Nergis – Marcos-(Narcissus tazetta)

‘’Eğer biri sana parmağıyla güneşi gösterir ve sen de parmağa bakarsan aptalsın demektir. Eğer güneşe bakarsan daha da aptalsındır, çünkü güneş gözlerini kör eder. Senin bakman gereken parmakla güneş arasında uçan kuştur…’’(Subcomandante Marcos)

Masal bu ya…
Düşsel bir mitos ormanında Echo adında bir kız yaşarmış..
Çok güzel bir peri kızıdır da  Echo. Kendisine âşık olanlara hiçbir zaman yüz de vermez, aldırmazmış da. Grek tanrılarının cirit attığı bu ormanda yaşarken mutluluğu yakalayabilmiştir. Ama gelin görün ki bir gün Hellen kızı Echo bu ormanda avlanan bir avcı olan Narkissos la karşılaşır. Echo’nun düşsel tasarımının yaratığı kurgusundan olsa gerek; bu hain avcıya bir görüşte aşık olur. Narkissos adlı bu hain avcı bu peri kızının sevgisine karşılık vermez.  Oracıktan; peri ve Helen kızının bulunduğu yerden uzaklaşır. Bu duruma çok içerlenen Echo kızımız gün be gün kara sevdasından erirken; bu kara sevda onu amansız bir yok oluşa götürür. Denir ki vücudundan arta kalan parçalar bu düşsel orman içindeki kayalıkları oluştururken; Echo’nun sesi günümüzde ‘eko’ dediğimiz seslerin yansısı olan yankısına dönüşür…

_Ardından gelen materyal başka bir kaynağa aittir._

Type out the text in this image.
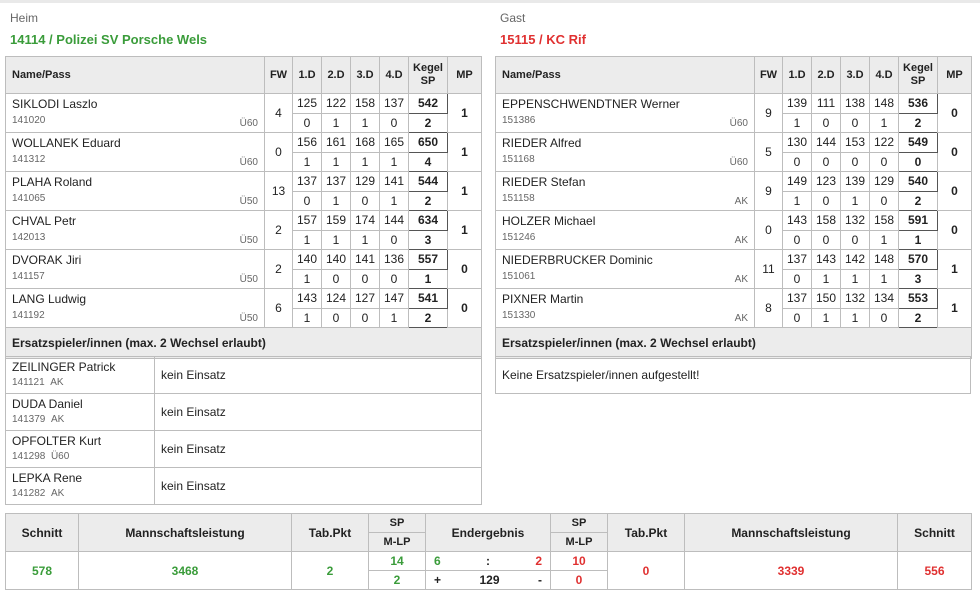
Heim
14114 / Polizei SV Porsche Wels
Gast
15115 / KC Rif
Name/Pass	FW	1.D	2.D	3.D	4.D	Kegel
SP	MP

SIKLODI Laszlo
141020 Ü60	4	125	122	158	137	542	1
		0	1	1	0	2	

WOLLANEK Eduard
141312 Ü60	0	156	161	168	165	650	1
		1	1	1	1	4	

PLAHA Roland
141065 Ü50	13	137	137	129	141	544	1
		0	1	0	1	2	

CHVAL Petr
142013 Ü50	2	157	159	174	144	634	1
		1	1	1	0	3	

DVORAK Jiri
141157 Ü50	2	140	140	141	136	557	0
		1	0	0	0	1	

LANG Ludwig
141192 Ü50	6	143	124	127	147	541	0
		1	0	0	1	2	
Ersatzspieler/innen (max. 2 Wechsel erlaubt)							
Name/Pass	FW	1.D	2.D	3.D	4.D	Kegel
SP	MP

EPPENSCHWENDTNER Werner
151386 Ü60	9	139	111	138	148	536	0
		1	0	0	1	2	

RIEDER Alfred
151168 Ü60	5	130	144	153	122	549	0
		0	0	0	0	0	

RIEDER Stefan
151158 AK	9	149	123	139	129	540	0
		1	0	1	0	2	

HOLZER Michael
151246 AK	0	143	158	132	158	591	0
		0	0	0	1	1	

NIEDERBRUCKER Dominic
151061 AK	11	137	143	142	148	570	1
		0	1	1	1	3	

PIXNER Martin
151330 AK	8	137	150	132	134	553	1
		0	1	1	0	2	
Ersatzspieler/innen (max. 2 Wechsel erlaubt)							
ZEILINGER Patrick
141121 AK	kein Einsatz

DUDA Daniel
141379 AK	kein Einsatz

OPFOLTER Kurt
141298 Ü60	kein Einsatz

LEPKA Rene
141282 AK	kein Einsatz
Keine Ersatzspieler/innen aufgestellt!
Schnitt	Mannschaftsleistung	Tab.Pkt	SP	Endergebnis	SP	Tab.Pkt	Mannschaftsleistung	Schnitt
			M-LP		M-LP			
578	3468	2	14	6 : 2	10	0	3339	556
			2	+ 129 -	0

Sanrım bu duruma çok kızan ve içerlenen Yunan tanrıları duruma el koyarlar. Hain bir avcı olan Narkissos’u bir av sonrası susamış halde bir nehirden su içerken; kendi yüzü ve bedenin sudaki yansısını ona sunarlar. Çok yakışıklı olan Narkissos gördüğü yansıda adeta büyülenir. Olanlar olur; O da daha önce fark edemediği bu kendi güzelliği karşısında kendinden geçer. Narsizm denilen illet; adına münhasıran ilk kez bu Grek yağız delikanlısında ortaya çıkar. Yerinden kalkamaz, kendine âşık olmuştur. O ana dek kimseyi sevmediği kadar, sevmiştir kendi görüntüsünü. O şekilde orada ne su içebilir, ne de yemek yiyebilir…

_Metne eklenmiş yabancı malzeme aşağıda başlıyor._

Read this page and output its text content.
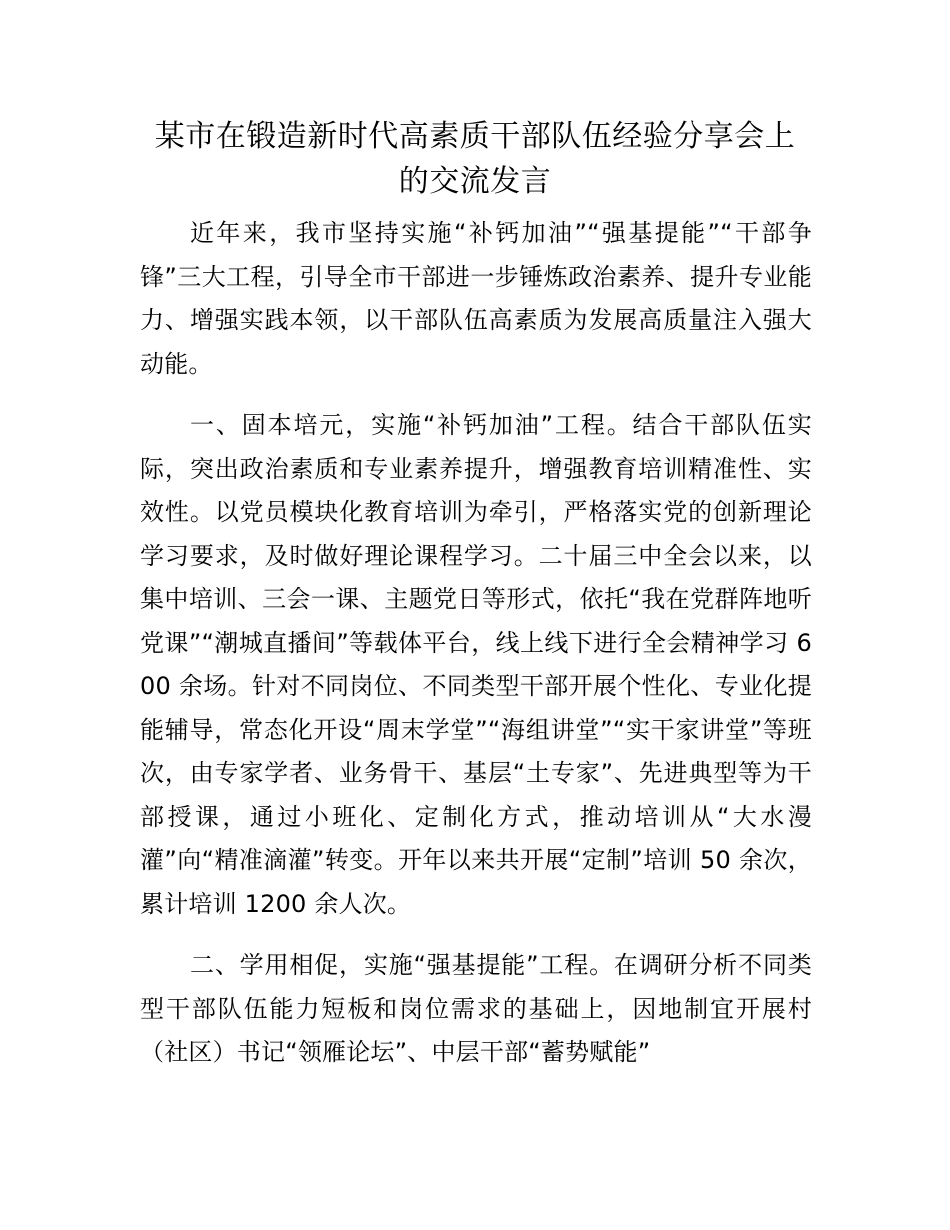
某市在锻造新时代高素质干部队伍经验分享会上的交流发言

近年来，我市坚持实施“补钙加油”“强基提能”“干部争锋”三大工程，引导全市干部进一步锤炼政治素养、提升专业能力、增强实践本领，以干部队伍高素质为发展高质量注入强大动能。

一、固本培元，实施“补钙加油”工程。结合干部队伍实际，突出政治素质和专业素养提升，增强教育培训精准性、实效性。以党员模块化教育培训为牵引，严格落实党的创新理论学习要求，及时做好理论课程学习。二十届三中全会以来，以集中培训、三会一课、主题党日等形式，依托“我在党群阵地听党课”“潮城直播间”等载体平台，线上线下进行全会精神学习 600 余场。针对不同岗位、不同类型干部开展个性化、专业化提能辅导，常态化开设“周末学堂”“海组讲堂”“实干家讲堂”等班次，由专家学者、业务骨干、基层“土专家”、先进典型等为干部授课，通过小班化、定制化方式，推动培训从“大水漫灌”向“精准滴灌”转变。开年以来共开展“定制”培训 50 余次，累计培训 1200 余人次。

二、学用相促，实施“强基提能”工程。在调研分析不同类型干部队伍能力短板和岗位需求的基础上，因地制宜开展村（社区）书记“领雁论坛”、中层干部“蓄势赋能”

O da tıpkı Echo gibi günden güne erimeye başlar ve orada sadece kendini seyrederek ömrünü tüketir.

Narkissos’un öldükten sonra da vücudunun ‘Nergis’ çiçeklerine dönüştüğü söylenir.

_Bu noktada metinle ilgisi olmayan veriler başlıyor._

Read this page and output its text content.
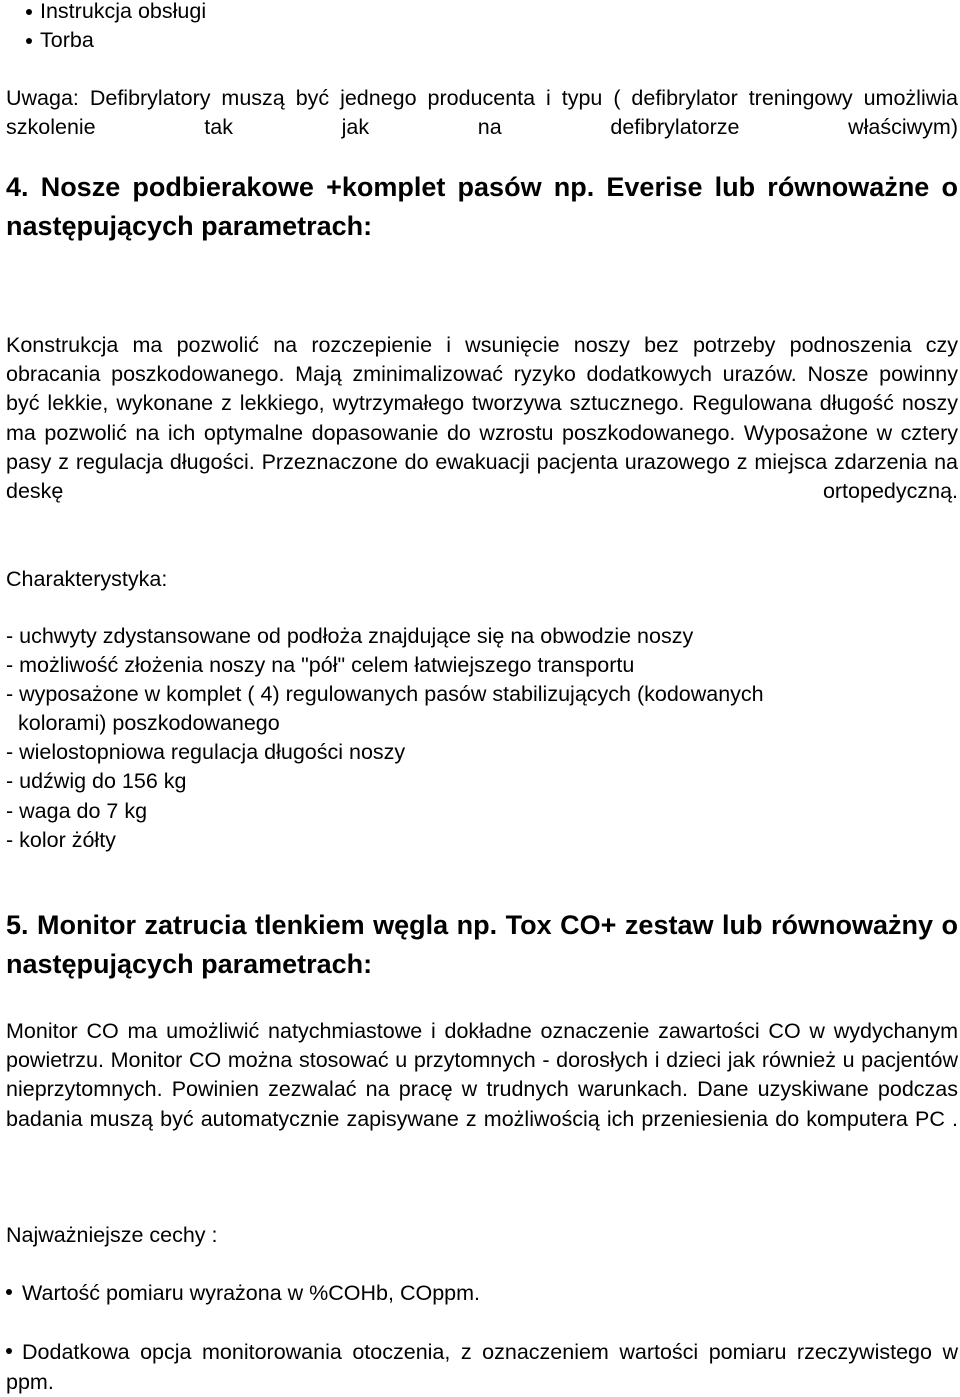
Instrukcja obsługi
Torba

Uwaga: Defibrylatory muszą być jednego producenta i typu ( defibrylator treningowy umożliwia szkolenie tak jak na defibrylatorze właściwym)

4. Nosze podbierakowe +komplet pasów np. Everise lub równoważne o następujących parametrach:

Konstrukcja ma pozwolić na rozczepienie i wsunięcie noszy bez potrzeby podnoszenia czy obracania poszkodowanego. Mają zminimalizować ryzyko dodatkowych urazów. Nosze powinny być lekkie, wykonane z lekkiego, wytrzymałego tworzywa sztucznego. Regulowana długość noszy ma pozwolić na ich optymalne dopasowanie do wzrostu poszkodowanego. Wyposażone w cztery pasy z regulacja długości. Przeznaczone do ewakuacji pacjenta urazowego z miejsca zdarzenia na deskę ortopedyczną.

Charakterystyka:

- uchwyty zdystansowane od podłoża znajdujące się na obwodzie noszy
- możliwość złożenia noszy na "pół" celem łatwiejszego transportu
- wyposażone w komplet ( 4) regulowanych pasów stabilizujących (kodowanych
kolorami) poszkodowanego
- wielostopniowa regulacja długości noszy
- udźwig do 156 kg
- waga do 7 kg
- kolor żółty
5. Monitor zatrucia tlenkiem węgla np. Tox CO+ zestaw lub równoważny o następujących parametrach:

Monitor CO ma umożliwić natychmiastowe i dokładne oznaczenie zawartości CO w wydychanym powietrzu. Monitor CO można stosować u przytomnych - dorosłych i dzieci jak również u pacjentów nieprzytomnych. Powinien zezwalać na pracę w trudnych warunkach. Dane uzyskiwane podczas badania muszą być automatycznie zapisywane z możliwością ich przeniesienia do komputera PC .

Najważniejsze cechy :

Wartość pomiaru wyrażona w %COHb, COppm.
Dodatkowa opcja monitorowania otoczenia, z oznaczeniem wartości pomiaru rzeczywistego w ppm.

Bu yüzdendir ki ‘Nergis’ kendini beğenmiş bir çiçektir biraz da.

Ama kendini beğenenlerin değil!

Tam da mevsimindeyiz şu sıralar.

Çoğu zaman öğrencilerin öğretmenlerine sunduğu biricik yaban dağ çiçeğidir.

‘’Nergis Çiçeği’’ (Narcissus tazetta)…

Bir de babamın en sevdiği çiçek olmasının da ötesinde; şimdilerde ‘Nergis’ kokuyor babam çocukluk anılarımda…

Nergis’e ise ‘Marcos’ derdik yerel Arapça dilimizde.  Şimdiki Helen tanrılarına nispet! Marcos (Subcomandante Marcos) ayrı dağ Nergisleri kokan; gerçek bir efsane…

Ve Nergis kokan mevsimin en güzel günü kadınlara adandı.
Nergis kokuları sizlere adaklarım olsun…

Yorum yazabilirsiniz...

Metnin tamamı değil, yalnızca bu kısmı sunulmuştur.